3. Insufficient Nutrition
Sufficient nutrition is essential for each creature. So, if your dog is consuming feathers for the first time, it may be due to a nutrient deficiency or an inadequate amount of food.
They may resort to actions like licking the wall, eating seaweed when you’re out on the beach, and chewing clothes when they don’t receive the required nutrition. They also run towards feathers and eat them.
Dogs adopted by animal hoarders frequently exhibit nutritional deficiencies. That’s because hoarders acquire many more dogs than they can truly care for and that results in tremendous neglect.
4. Dogs Can Perceive Feathers to Be Dangerous
Your dog may consider feathers to be dangerous, which means they can see feathers as threats. Dogs naturally bark or try to attack the things that make them scared. They run and try to grab or stay away from such things. It could be a possible reason for your dog’s obsession with feathers.
It’s possible that when your dog was a young puppy, a fowl attacked them. Or perhaps you scold your dog for chewing on the cat’s toy, which scares them. Another scenario is a family member chasing the dog using a dry-flying treble hook.

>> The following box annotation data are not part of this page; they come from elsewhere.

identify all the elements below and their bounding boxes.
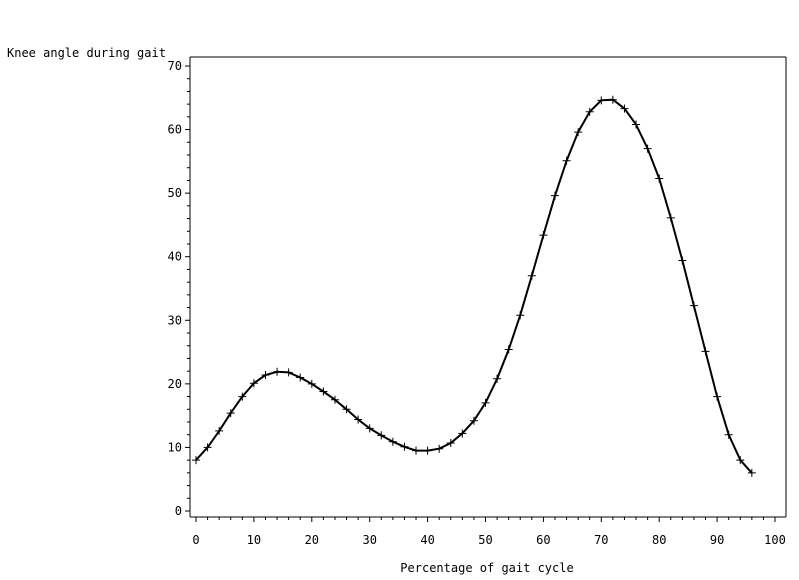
data-point-marker bbox=[481, 398, 490, 407]
data-point-marker bbox=[435, 444, 444, 453]
data-point-marker bbox=[655, 174, 664, 183]
data-point-marker bbox=[689, 301, 698, 310]
y-tick-label: 20 bbox=[168, 377, 182, 391]
data-point-marker bbox=[608, 95, 617, 104]
data-point-marker bbox=[574, 128, 583, 137]
data-point-marker bbox=[643, 144, 652, 153]
y-tick-label: 60 bbox=[168, 123, 182, 137]
data-point-marker bbox=[678, 256, 687, 265]
data-point-marker bbox=[620, 104, 629, 113]
x-tick-label: 50 bbox=[478, 533, 492, 547]
x-tick-label: 100 bbox=[764, 533, 786, 547]
data-point-marker bbox=[597, 96, 606, 105]
data-point-marker bbox=[423, 446, 432, 455]
data-point-marker bbox=[226, 409, 235, 418]
data-point-marker bbox=[354, 415, 363, 424]
y-tick-label: 70 bbox=[168, 59, 182, 73]
data-point-marker bbox=[388, 437, 397, 446]
data-point-marker bbox=[400, 442, 409, 451]
y-tick-label: 50 bbox=[168, 186, 182, 200]
x-tick-label: 30 bbox=[362, 533, 376, 547]
data-point-marker bbox=[215, 426, 224, 435]
data-point-marker bbox=[273, 367, 282, 376]
data-point-marker bbox=[330, 395, 339, 404]
data-point-marker bbox=[307, 379, 316, 388]
data-point-marker bbox=[296, 373, 305, 382]
y-tick-label: 10 bbox=[168, 440, 182, 454]
x-tick-label: 60 bbox=[536, 533, 550, 547]
data-point-marker bbox=[203, 443, 212, 452]
data-point-marker bbox=[724, 430, 733, 439]
x-tick-label: 40 bbox=[420, 533, 434, 547]
x-tick-label: 90 bbox=[710, 533, 724, 547]
data-point-marker bbox=[527, 271, 536, 280]
data-point-marker bbox=[342, 405, 351, 414]
data-point-marker bbox=[632, 120, 641, 129]
data-point-marker bbox=[319, 387, 328, 396]
data-point-marker bbox=[192, 456, 200, 465]
x-axis-ticks: 0 10 20 30 40 50 60 70 80 90 100 bbox=[192, 517, 786, 547]
data-point-marker bbox=[261, 370, 270, 379]
data-point-marker bbox=[412, 446, 421, 455]
data-point-marker bbox=[713, 392, 722, 401]
x-tick-label: 20 bbox=[305, 533, 319, 547]
data-point-marker bbox=[701, 347, 710, 356]
data-point-marker bbox=[585, 107, 594, 116]
x-tick-label: 80 bbox=[652, 533, 666, 547]
data-point-marker bbox=[238, 392, 247, 401]
data-point-marker bbox=[666, 213, 675, 222]
data-point-marker bbox=[736, 456, 745, 465]
data-point-marker bbox=[550, 191, 559, 200]
data-point-marker bbox=[446, 438, 455, 447]
x-axis-label: Percentage of gait cycle bbox=[400, 561, 573, 575]
series-markers bbox=[192, 95, 756, 477]
data-point-marker bbox=[747, 468, 756, 477]
data-point-marker bbox=[504, 345, 513, 354]
y-tick-label: 40 bbox=[168, 250, 182, 264]
data-point-marker bbox=[284, 368, 293, 377]
y-tick-label: 0 bbox=[175, 504, 182, 518]
data-point-marker bbox=[458, 429, 467, 438]
x-tick-label: 10 bbox=[247, 533, 261, 547]
data-point-marker bbox=[516, 311, 525, 320]
data-point-marker bbox=[365, 424, 374, 433]
data-point-marker bbox=[249, 379, 258, 388]
x-tick-label: 70 bbox=[594, 533, 608, 547]
data-point-marker bbox=[469, 416, 478, 425]
data-point-marker bbox=[562, 156, 571, 165]
data-point-marker bbox=[377, 431, 386, 440]
y-tick-label: 30 bbox=[168, 313, 182, 327]
x-tick-label: 0 bbox=[192, 533, 199, 547]
y-axis-label: Knee angle during gait bbox=[7, 46, 166, 60]
data-point-marker bbox=[493, 374, 502, 383]
data-point-marker bbox=[539, 231, 548, 240]
y-axis-ticks: 0 10 20 30 40 50 60 70 bbox=[168, 59, 190, 518]
plot-frame bbox=[189, 56, 787, 518]
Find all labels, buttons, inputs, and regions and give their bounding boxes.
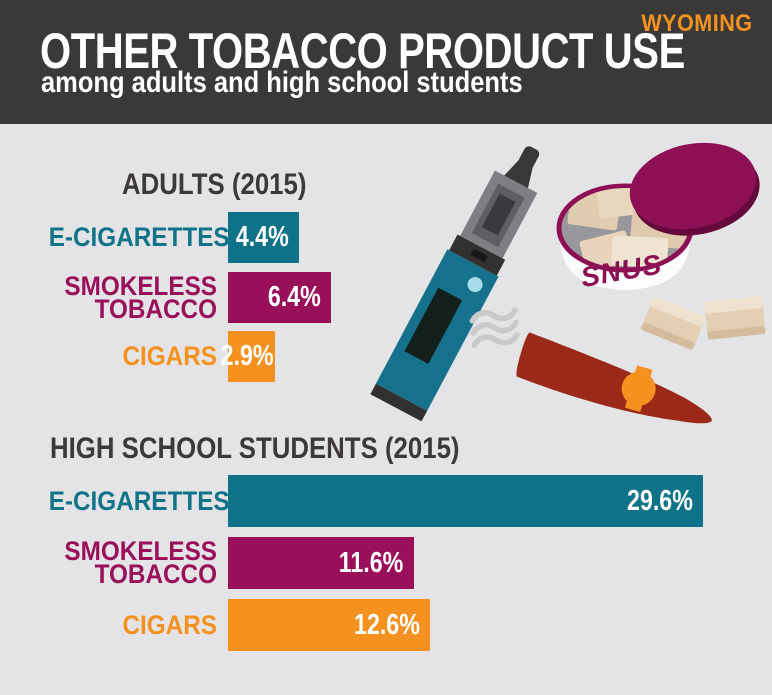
- bar-value-label: 29.6%: [626, 484, 693, 517]
- row-label-cigars: CIGARS: [49, 611, 217, 638]
- bar-students-cigars: 12.6%: [228, 599, 430, 651]
- row-label-smokeless-tobacco: SMOKELESS TOBACCO: [49, 272, 217, 324]
- students-cigars-row: CIGARS 12.6%: [30, 599, 772, 651]
- e-cigarette-icon: [370, 146, 540, 422]
- row-label-line: TOBACCO: [94, 559, 217, 589]
- row-label-smokeless-tobacco: SMOKELESS TOBACCO: [49, 538, 217, 589]
- page-title: OTHER TOBACCO PRODUCT USE: [40, 23, 685, 79]
- snus-lid-icon: [629, 142, 760, 236]
- students-smokeless-row: SMOKELESS TOBACCO 11.6%: [30, 537, 772, 589]
- bar-value-label: 2.9%: [220, 340, 274, 372]
- row-label-e-cigarettes: E-CIGARETTES: [49, 224, 230, 251]
- adults-smokeless-row: SMOKELESS TOBACCO 6.4%: [30, 272, 772, 323]
- bar-adults-e-cigarettes: 4.4%: [228, 212, 299, 263]
- snus-pouches-icon: [641, 296, 766, 350]
- row-label-e-cigarettes: E-CIGARETTES: [49, 487, 230, 514]
- adults-section-heading: ADULTS (2015): [122, 168, 307, 201]
- row-label-line: TOBACCO: [94, 293, 217, 324]
- students-section-heading: HIGH SCHOOL STUDENTS (2015): [50, 432, 460, 465]
- row-label-cigars: CIGARS: [49, 343, 217, 370]
- smoke-icon: [469, 307, 520, 348]
- bar-value-label: 4.4%: [235, 221, 289, 253]
- students-ecig-row: E-CIGARETTES 29.6%: [30, 475, 772, 527]
- bar-value-label: 11.6%: [339, 546, 404, 579]
- row-label-line: E-CIGARETTES: [48, 222, 230, 252]
- bar-value-label: 12.6%: [353, 608, 420, 641]
- bar-adults-cigars: 2.9%: [221, 331, 275, 382]
- cigar-icon: [516, 332, 712, 424]
- bar-students-e-cigarettes: 29.6%: [228, 475, 703, 527]
- page-subtitle: among adults and high school students: [41, 66, 523, 99]
- tobacco-products-illustration: SNUS: [370, 142, 766, 424]
- row-label-line: SMOKELESS: [64, 270, 217, 301]
- snus-can-icon: SNUS: [556, 142, 760, 293]
- row-label-line: E-CIGARETTES: [48, 485, 230, 516]
- row-label-line: SMOKELESS: [64, 536, 217, 566]
- bar-adults-smokeless-tobacco: 6.4%: [228, 272, 331, 323]
- bar-students-smokeless-tobacco: 11.6%: [228, 537, 414, 589]
- adults-cigars-row: CIGARS 2.9%: [30, 331, 772, 382]
- row-label-line: CIGARS: [122, 609, 217, 640]
- brand-label: WYOMING: [640, 10, 752, 37]
- adults-ecig-row: E-CIGARETTES 4.4%: [30, 212, 772, 263]
- bar-value-label: 6.4%: [267, 281, 321, 313]
- header: WYOMING OTHER TOBACCO PRODUCT USE among …: [0, 0, 772, 124]
- row-label-line: CIGARS: [122, 341, 217, 371]
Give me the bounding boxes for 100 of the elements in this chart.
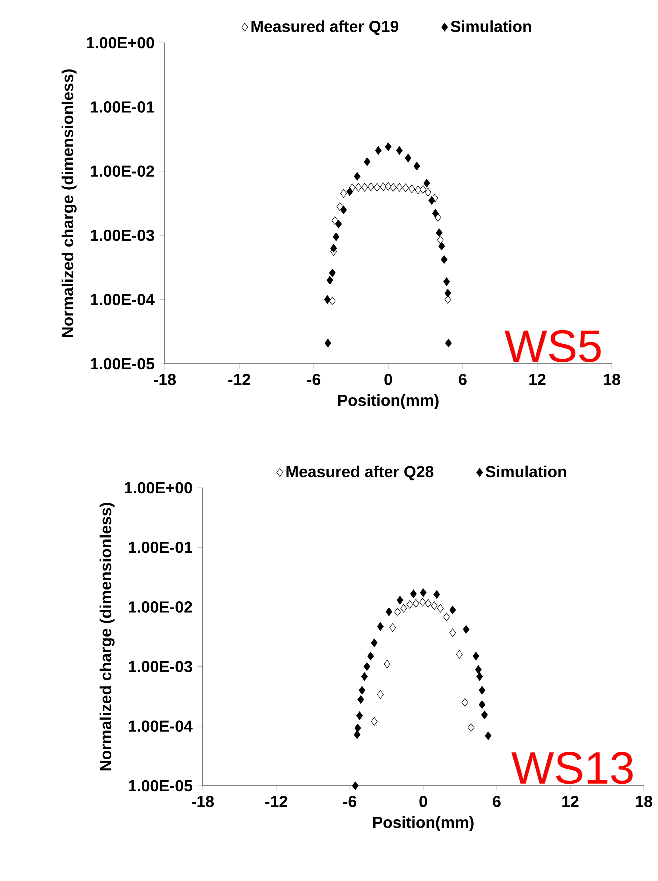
point	[354, 730, 361, 740]
x-tick-label: 12	[530, 374, 546, 386]
point	[424, 188, 432, 197]
y-tick-label: 1.00E-02	[91, 166, 154, 178]
x-tick-label: -6	[308, 374, 321, 386]
x-tick-label: 6	[493, 796, 501, 808]
y-tick-label: 1.00E-01	[129, 542, 192, 554]
point	[324, 296, 331, 304]
y-tick-label: 1.00E-03	[91, 230, 154, 242]
y-axis-title: Normalized charge (dimensionless)	[62, 70, 77, 338]
y-tick-label: 1.00E-05	[91, 358, 154, 370]
x-tick-label: -6	[344, 796, 357, 808]
point	[450, 628, 456, 638]
point	[356, 712, 364, 720]
point	[402, 184, 410, 192]
point	[406, 600, 414, 610]
point	[368, 652, 374, 661]
point	[415, 186, 422, 194]
point	[405, 154, 412, 163]
point	[475, 666, 482, 674]
x-axis-title: Position(mm)	[338, 394, 439, 410]
y-tick-label: 1.00E-01	[91, 102, 154, 113]
point	[354, 172, 361, 181]
x-tick-label: 12	[562, 796, 579, 808]
point	[390, 624, 396, 632]
point	[476, 672, 484, 682]
point	[468, 723, 475, 732]
legend-label: Simulation	[486, 466, 566, 478]
point	[336, 220, 342, 229]
point	[330, 244, 338, 253]
point	[377, 690, 384, 700]
point	[396, 146, 403, 155]
legend-label: Measured after Q28	[286, 466, 434, 481]
point	[396, 596, 404, 605]
x-tick-label: -18	[192, 796, 214, 808]
x-tick-label: -12	[228, 374, 250, 386]
point	[377, 622, 384, 632]
point	[441, 256, 448, 264]
point	[424, 179, 430, 188]
point	[438, 242, 446, 251]
point	[384, 660, 391, 669]
point	[354, 724, 362, 733]
point	[390, 183, 397, 192]
x-tick-label: 18	[604, 374, 620, 386]
y-tick-label: 1.00E-02	[129, 602, 192, 613]
point	[431, 602, 438, 610]
point	[371, 717, 378, 726]
point	[371, 638, 378, 648]
point	[385, 142, 392, 152]
point	[400, 604, 408, 613]
point	[450, 606, 456, 614]
y-tick-label: 1.00E+00	[87, 37, 154, 49]
point	[414, 162, 420, 171]
point	[396, 183, 403, 192]
point	[462, 698, 468, 707]
y-tick-label: 1.00E-04	[91, 294, 155, 306]
point	[340, 206, 348, 214]
point	[394, 608, 402, 617]
point	[332, 216, 338, 226]
point	[380, 182, 387, 192]
point	[410, 590, 417, 598]
x-tick-label: -18	[154, 374, 176, 386]
point	[434, 590, 440, 599]
point	[445, 339, 452, 348]
point	[456, 650, 463, 659]
point	[428, 196, 436, 205]
point	[361, 672, 368, 682]
point	[444, 612, 450, 622]
point	[358, 686, 366, 695]
point	[358, 695, 364, 704]
point	[340, 189, 348, 198]
point	[385, 182, 392, 191]
annotation: WS13	[512, 752, 633, 784]
point	[425, 599, 432, 608]
point	[481, 710, 488, 720]
annotation: WS5	[504, 330, 601, 363]
point	[386, 608, 392, 616]
point	[364, 662, 370, 672]
point	[329, 296, 336, 306]
y-tick-label: 1.00E+00	[125, 482, 192, 494]
point	[420, 598, 426, 607]
point	[420, 185, 427, 194]
point	[374, 183, 381, 192]
legend-label: Simulation	[450, 20, 532, 32]
point	[412, 599, 420, 608]
point	[437, 604, 444, 613]
y-tick-label: 1.00E-04	[129, 720, 193, 732]
x-tick-label: 18	[636, 796, 652, 808]
point	[420, 588, 427, 598]
point	[444, 289, 452, 298]
point	[362, 183, 368, 192]
point	[432, 209, 439, 218]
point	[333, 232, 340, 242]
point	[329, 268, 336, 278]
point	[364, 158, 371, 166]
point	[479, 686, 486, 695]
point	[368, 182, 374, 192]
point	[336, 202, 344, 212]
point	[444, 296, 452, 304]
point	[436, 228, 443, 238]
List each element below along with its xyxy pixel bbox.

5. Maybe It’s In Their Genes
Did you know that certain dogs have a condition known as “globophobia,” where they have an unreasonable dread of balloons? Something similar can happen when it comes to dogs and feathers.
Some dogs are more prone to phobia formation, for instance, when they have not been properly socialized as puppies. The phobic reactions could show up later in a dog’s life. They are also fascinated with the smell of feathers and inclined towards feathers.
Because they frequently smell like birds, most dogs may link feathers with food. So, you shouldn’t be surprised if your dog chases and nibbles on a bird’s feather.
Do Some Dogs Hate Feathers?
While some dogs adore feathers, others despise them. Dogs that dislike feathers and are utterly terrified of them get freaked out. This specific condition in dogs is known as “Pteronophobia.”
The anxiety and fear of becoming tickled by feathers are called pteronophobia. The Greek origins of pteronophobia are “Ftero,” which means feathers, and “Phobos,” which indicates fear or strong repulsion.
Should I Let My Dog Play With Feathers?
If you find that your dog is fascinated with feathers, you shouldn’t have to worry because it’s not toxic or dangerous. Simply make sure your dog isn’t chewing on feathers to make up for nutrient deficiencies. In that case, you should take corrective measures without delay.
What To Do If My Dog Eats A Feather?
Feathers can help cleanse the digestive tract of your dog. Dogs can also benefit from cleaning their teeth using bird’s feathers as they help to eliminate plaque and stop tooth decay.
But a thing to note is that dogs can’t digest feathers. Under most circumstances, your dog will either vomit the feathers out or release them as excreta. So, look at their stools after they swallow the feather.
How To Avoid My Dog Chasing Feathers?
Choking hazards is one of the many reasons why you may not want your dog to chase feathers. The best way to stop dogs from chasing and eating feathers is to train them properly. Just teach them that chasing and eating feathers is not something they should be doing and that should suffice.
Conclusion: Reasons Why Dogs Love Feathers
Whether your dog is fascinated with feathers because they want to play with them or are afraid of them, you should let them enjoy or express themselves.
However, it would help if you kept an eye out to avoid serious injuries or accidents. No one can predict how your dog will respond to feathers. But you can make pretty good assumptions based on what you just learned in this article and respond accordingly when your dog comes into contact with feathers.